Na pele do narrador do livro, até censuro quem se atreve a desvendar os segredos existentes para além do gabinete de trabalho de JK no Palácio do Catete. Na viagem descrita no livro, o narrador diz que não incluirá como membro da comitiva o escritor Autran Dourado, que era secretário de imprensa de JK. O caso é que JK, na escala em Belo Horizonte, irá a uma serenata, com muita moça bonita. ''Com linguarudos por perto, é um perigo'', avisa o narrador, e inclui entre os linguarudos o grande romancista Autran Dourado, porque ele comete em seu livro de memórias Gaiola Aberta a seguinte indiscrição: o presidente vedava o acesso ao terceiro andar do Catete, por motivos donjuanescos.

''Isso é coisa que se conte, seu Autran?'', passa-lhe um pito o narrador. ''Por isso, vou botá-lo de castigo, você ficará no Rio escrevendo seus belos romances, mas não fará parte da minha viagem'', sentencia o narrador.

Embora dissimulado no livro, o donjuanismo não é crucial na narrativa. Bela Noite conta histórias reais (as rebeliões de Jacareacanga e Aragarças, ocorridas no âmbito da Aeronáutica) e tece ficção: o salvamento do avião presidencial de JK pela aviadora Princesa, ''bela como Ava Gardner, audaz como Clarisse Lispector'', calcada na figura real da aviadora e escritora mineira Maura Lopes Cançado, que talvez nem tenha conhecido Juscelino. Ele não sabe o que perdeu: Maura, nos verdes anos, era um estouro de mulher, e também uma intelectual bastante ousada para a época.
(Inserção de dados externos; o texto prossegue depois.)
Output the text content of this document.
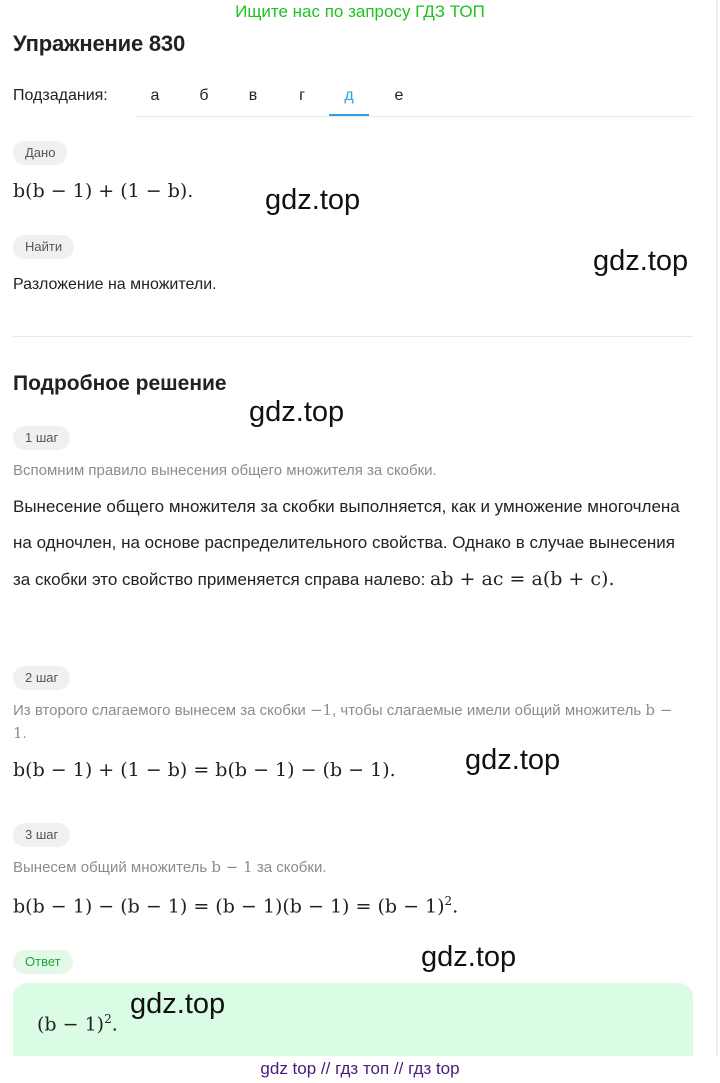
Ищите нас по запросу ГДЗ ТОП
Упражнение 830
Подзадания:	а	б	в	г	д	е
Дано
b(b − 1) + (1 − b).
Найти
Разложение на множители.
Подробное решение
1 шаг
Вспомним правило вынесения общего множителя за скобки.
Вынесение общего множителя за скобки выполняется, как и умножение многочлена на одночлен, на основе распределительного свойства. Однако в случае вынесения за скобки это свойство применяется справа налево: ab + ac = a(b + c).
2 шаг
Из второго слагаемого вынесем за скобки −1, чтобы слагаемые имели общий множитель b − 1.
b(b − 1) + (1 − b) = b(b − 1) − (b − 1).
3 шаг
Вынесем общий множитель b − 1 за скобки.
$b(b - 1) - (b - 1) = (b - 1)(b - 1) = (b - 1)^2$.
Ответ
$(b - 1)^2$.
gdz.top
gdz.top
gdz.top
gdz.top
gdz.top
gdz.top
gdz top // гдз топ // гдз top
O diretor Zelito Viana preferiu não rezar pelo breviário dissimulado do autor do livro. Quer abrir a alcova. No livro, a Princesa é uma figura de retórica, ela existe nas composições escolares do menino Pedrim. No filme, não há o menino. Zelito vestiu a Princesa na pele da Sra. Maria Lúcia Pedroso, até hoje tão bela quanto nos dias em que Juscelino deitou os olhos nela, há tantos anos... Entrevistou-a por muitas horas para escrever algumas cenas. A neta de JK, Anna Christina, e seu marido, o senador Paulo Octávio, ao lado de amigos fieis de Juscelino, não gostaram desta evidência escancarada. Estão no direito deles, acreditam sinceramente zelar pela memória do estadista.

Assisti à reunião havida no Memorial JK, na semana passada, em que comunicaram à produtora Cláudia Furiati a inconformidade com o roteiro. Alguém na mesa contou que havia lido, naquele dia, uma entrevista em que a ex-atriz do teatro rebolado, Wilza Carla, dizia que havia namorado o presidente. ''Imagina se o Juscelino ia dar bola para ela!'', desdenhou a escritora Vera Brant, por sinal a mais destacada censora do roteiro de Zelito naquela reunião.

Não sei se JK namorou ou não a outrora bela e voluptuosa atriz. Se namorou, fez bem. Sou daqueles que torcem para nossos presidentes operarem em larga escala lá em cima, para não nos fornicarem aqui embaixo. O que sei, de verdade, é que muita gente gostaria de ser incluída oficialmente no rol das mulheres que supostamente tiveram o que consideram um privilégio.

Os interessados no assunto devem ler o verbete ''Vida amorosa'', no capítulo sobre JK, no livro Presidentes do Brasil (De Deodoro a FHC), editado pela Universidade Estácio de Sá e destinado ao leitor em geral, mas ao estudante em particular. No calhamaço escrito com sabor, a juventude brasileira está aprendendo de JK:

- A fama de mulherengo não cessou com o casamento e nem foi interrompida pelo exercício da Presidência - diz o livro.

E vai por aí abaixo, entregando nomes. E termina assim: ''O governo de JK ficará na história pelo desenvolvimento, pela lucidez, pela tolerância e pelo espírito de conciliação. Além das grandes realizações, foi um qüinqüênio de paz política''.

Como se vê, razão tinha Paulo Pinheiro Chagas, o genial tribuno de Elogio da Imprudência: nada como botar um pouco de poesia, qualquer coisa de aventura, na ação de governo. É o que, por caminhos diferentes, o meu livro quis mostrar que JK fez, e o filme de Zelito também pretende.